Reading William Morris’ short story collection Dark Watch and Other Mormon-American Stories reminds me why I—and everyone else—should bother with Mormon literature. The excellent, relatively short collection explores Mormonism’s place as a subculture in a broader cultural context, taking a giant step back from Mormon Faithful Realism’s efforts to explore how individual Mormons find space within Mormonism and the Intermountain Mormon West. Like no other recent work of Mormon literature, that is, Dark Watch foregrounds and engages questions about Mormon assimilation to force readers to reflect on the consequences—both positive and negative—of Mormonism’s slow retreat from peculiarity.
For many readers of this blog, I think, the purpose of Mormon literature is to provide a sense of tribal belonging—sort of like the way a professional sports team unites a city. In Mormon literary texts, we see reflections of ourselves and our ward members in characters and situations, and that experience helps us understand, make sense of, and take pride in the faith and culture around which we order our lives. These texts also teach us how—or encourage us, at least—to be better Mormons within the Mormon world by providing useful models: idealized depictions of Mormons using agency well and/or stinging portraits of Mormons behaving badly.
This kind of cultural work is an important function of Mormon literature, but others have suggested other purposes. At the recent AML Conference, for example, Stephen Carter argued that Mormon literature can—or should—function as a kind of moral conscience for the Mormon community or offer critiques of it. James Goldberg, however, also indicated that Mormon literature can be a space for enriching the Mormon imagination and finding depth, rather than opportunities for satire, in Mormon characters.
William’s collection, however, reminds us that Mormon literature can also serve as a catalyst for reflecting on assimilation and peculiarity—and the consequences of both choices. Dark Watch and Other Mormon-American Stories, after all, begins with stories about finding and understanding “peculiar” Mormon identities, then shifts to stories that explore how these found identities—these peculiarities—complicate lives lived in pluralistic societies. For instance, in “Conference,” one of my favorite stories in the collection, the main character, a young Mormon PhD candidate, attends an academic conference in San Francisco. The heady atmosphere of the conference appeals to her, but as the panels conclude and a nightlife of drinking and partying begins, she retreats—for the night—back to the comforts of her Mormon world as she reflects on where exactly she belongs.
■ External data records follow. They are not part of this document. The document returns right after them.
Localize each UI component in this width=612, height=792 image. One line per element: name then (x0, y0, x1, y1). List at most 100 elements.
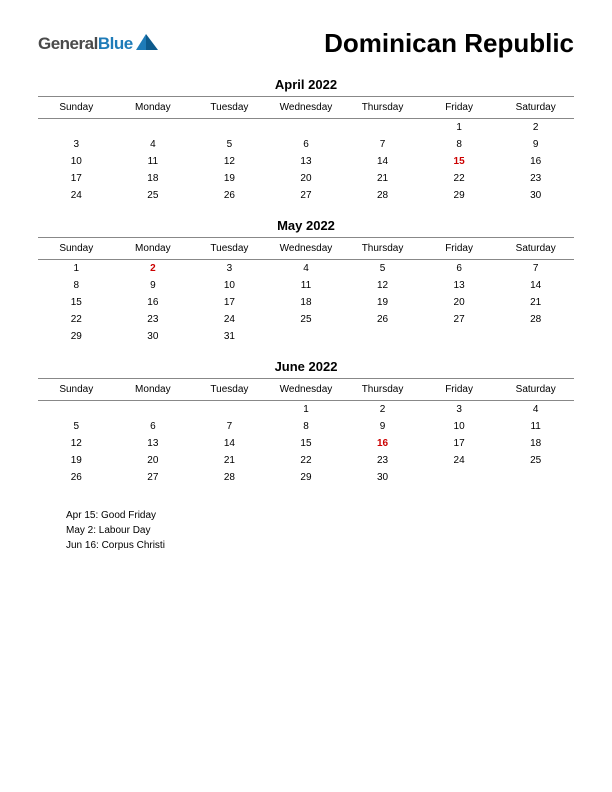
day-header: Saturday (497, 238, 574, 260)
calendar-cell: 1 (38, 260, 115, 278)
calendar-cell: 18 (497, 435, 574, 452)
calendar-cell: 15 (421, 153, 498, 170)
calendar-cell: 22 (268, 452, 345, 469)
calendar-cell: 15 (38, 294, 115, 311)
month-title: May 2022 (38, 218, 574, 233)
calendar-cell: 12 (38, 435, 115, 452)
calendar-table: SundayMondayTuesdayWednesdayThursdayFrid… (38, 378, 574, 486)
calendar-cell (497, 469, 574, 486)
month-title: June 2022 (38, 359, 574, 374)
calendar-cell: 2 (344, 401, 421, 419)
calendar-row: 1234 (38, 401, 574, 419)
calendar-cell: 9 (344, 418, 421, 435)
calendar-cell: 21 (344, 170, 421, 187)
calendar-month: April 2022 SundayMondayTuesdayWednesdayTh… (38, 77, 574, 204)
holiday-item: Apr 15: Good Friday (66, 508, 574, 523)
calendar-cell: 6 (268, 136, 345, 153)
calendar-cell: 29 (38, 328, 115, 345)
calendar-cell: 10 (191, 277, 268, 294)
calendar-cell: 17 (38, 170, 115, 187)
calendar-cell: 16 (497, 153, 574, 170)
calendar-row: 2627282930 (38, 469, 574, 486)
calendar-cell: 29 (421, 187, 498, 204)
day-header: Thursday (344, 379, 421, 401)
calendar-cell: 6 (421, 260, 498, 278)
holidays-list: Apr 15: Good FridayMay 2: Labour DayJun … (38, 508, 574, 553)
calendar-cell: 28 (191, 469, 268, 486)
calendar-cell: 18 (115, 170, 192, 187)
calendar-cell: 7 (344, 136, 421, 153)
calendar-cell: 20 (268, 170, 345, 187)
calendar-cell (344, 119, 421, 137)
calendar-cell (268, 119, 345, 137)
calendar-cell (421, 469, 498, 486)
calendar-cell: 10 (38, 153, 115, 170)
calendar-cell: 21 (191, 452, 268, 469)
calendar-table: SundayMondayTuesdayWednesdayThursdayFrid… (38, 237, 574, 345)
calendar-row: 567891011 (38, 418, 574, 435)
day-header: Tuesday (191, 238, 268, 260)
calendar-cell: 7 (191, 418, 268, 435)
day-header: Wednesday (268, 97, 345, 119)
calendar-row: 22232425262728 (38, 311, 574, 328)
calendar-cell: 7 (497, 260, 574, 278)
calendar-cell: 27 (268, 187, 345, 204)
calendar-cell: 22 (38, 311, 115, 328)
logo-text-general: General (38, 34, 98, 53)
calendar-cell: 19 (38, 452, 115, 469)
calendar-cell (344, 328, 421, 345)
holiday-item: Jun 16: Corpus Christi (66, 538, 574, 553)
calendar-cell (268, 328, 345, 345)
calendar-cell: 30 (344, 469, 421, 486)
calendar-cell: 11 (497, 418, 574, 435)
calendar-cell: 19 (344, 294, 421, 311)
month-title: April 2022 (38, 77, 574, 92)
day-header: Friday (421, 97, 498, 119)
calendar-table: SundayMondayTuesdayWednesdayThursdayFrid… (38, 96, 574, 204)
calendar-cell: 6 (115, 418, 192, 435)
day-header: Friday (421, 238, 498, 260)
calendars-container: April 2022SundayMondayTuesdayWednesdayTh… (38, 77, 574, 486)
calendar-cell: 9 (115, 277, 192, 294)
calendar-cell: 22 (421, 170, 498, 187)
logo-text-blue: Blue (98, 34, 133, 53)
calendar-cell: 13 (268, 153, 345, 170)
calendar-cell (38, 119, 115, 137)
calendar-cell: 2 (497, 119, 574, 137)
calendar-cell: 10 (421, 418, 498, 435)
calendar-cell: 24 (38, 187, 115, 204)
day-header: Monday (115, 238, 192, 260)
country-title: Dominican Republic (324, 28, 574, 59)
calendar-cell: 11 (115, 153, 192, 170)
calendar-cell: 4 (115, 136, 192, 153)
calendar-cell: 26 (38, 469, 115, 486)
calendar-cell: 17 (191, 294, 268, 311)
calendar-cell: 27 (115, 469, 192, 486)
calendar-cell (38, 401, 115, 419)
calendar-cell: 23 (344, 452, 421, 469)
calendar-cell: 17 (421, 435, 498, 452)
day-header: Sunday (38, 238, 115, 260)
calendar-cell (497, 328, 574, 345)
calendar-cell: 26 (344, 311, 421, 328)
calendar-cell: 14 (191, 435, 268, 452)
day-header: Tuesday (191, 379, 268, 401)
calendar-cell (191, 401, 268, 419)
calendar-cell: 25 (115, 187, 192, 204)
calendar-row: 10111213141516 (38, 153, 574, 170)
calendar-month: June 2022 SundayMondayTuesdayWednesdayThu… (38, 359, 574, 486)
calendar-cell: 3 (38, 136, 115, 153)
calendar-row: 891011121314 (38, 277, 574, 294)
calendar-cell: 8 (421, 136, 498, 153)
calendar-cell: 26 (191, 187, 268, 204)
calendar-row: 12131415161718 (38, 435, 574, 452)
calendar-cell: 24 (191, 311, 268, 328)
calendar-cell: 23 (497, 170, 574, 187)
calendar-cell: 25 (268, 311, 345, 328)
calendar-cell: 28 (344, 187, 421, 204)
calendar-cell: 25 (497, 452, 574, 469)
calendar-cell: 11 (268, 277, 345, 294)
calendar-cell: 8 (268, 418, 345, 435)
calendar-cell: 14 (344, 153, 421, 170)
logo-text: GeneralBlue (38, 34, 133, 54)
A story like “Conference” provides most Mormon readers with an opportunity to reflect on a situation they can relate to: We’ve all had to figure out how to be Mormons in a non-Mormon world—and we’ve all, at one time or another, chosen to make similar retreats back to our cultural and spiritual home base. Subsequent stories in the collection, however, offer us less familiar worlds. Set in a future where Mormon peculiarity is a liability, these stories depict Mormons who have taken their faith underground in order to preserve as much of it as they can. Like “Conference,” these stories ask us to consider our place in Zion and Babylon—and how our occupancy in one affects and even relies upon our occupancy in the other. They also force us to consider the long-term effects of the compromises and adaptations we make today in our quest for greater mainstream assimilation and acceptance tomorrow.
I believe Mormon literature has many purposes and we limit its potential when we privilege one purpose over another. However, I think in our own creative writing, theory, and criticism we should not hesitate to explore, as William has, Mormon efforts toward peculiarity and assimilation and the interesting tensions they create. In the past, some works of Mormon literature have attempted something like this, although their approach frequently sought to open the Mormon mind to the outside world by characterizing the Mormon mind as generally small, provincial, and limiting. Such efforts, in my opinion, were and remain misguided, misleading, and ultimately unhelpful. The way to expose the Mormon mind to the outside world is not to belittle it, but to reveal its place in it, no matter how complex that revelation may be. The stories in Dark Watch, in my opinion, seek to do just that.
Of course, one thing William’s collection does not overtly do—although it may do it more subtly in the details—is reflect on how the tension between peculiarity and assimilation is often very slippery. For example, we sometimes resist Babylonian assimilation not by adopting a peculiar response to it, but by simply embracing another Babylon that we erroneously take to be peculiar. This tendency, rich with complex tensions, can result in identity crises that provide, if nothing else, rich resources for Mormon literature, which I think we need to mine as much as we can.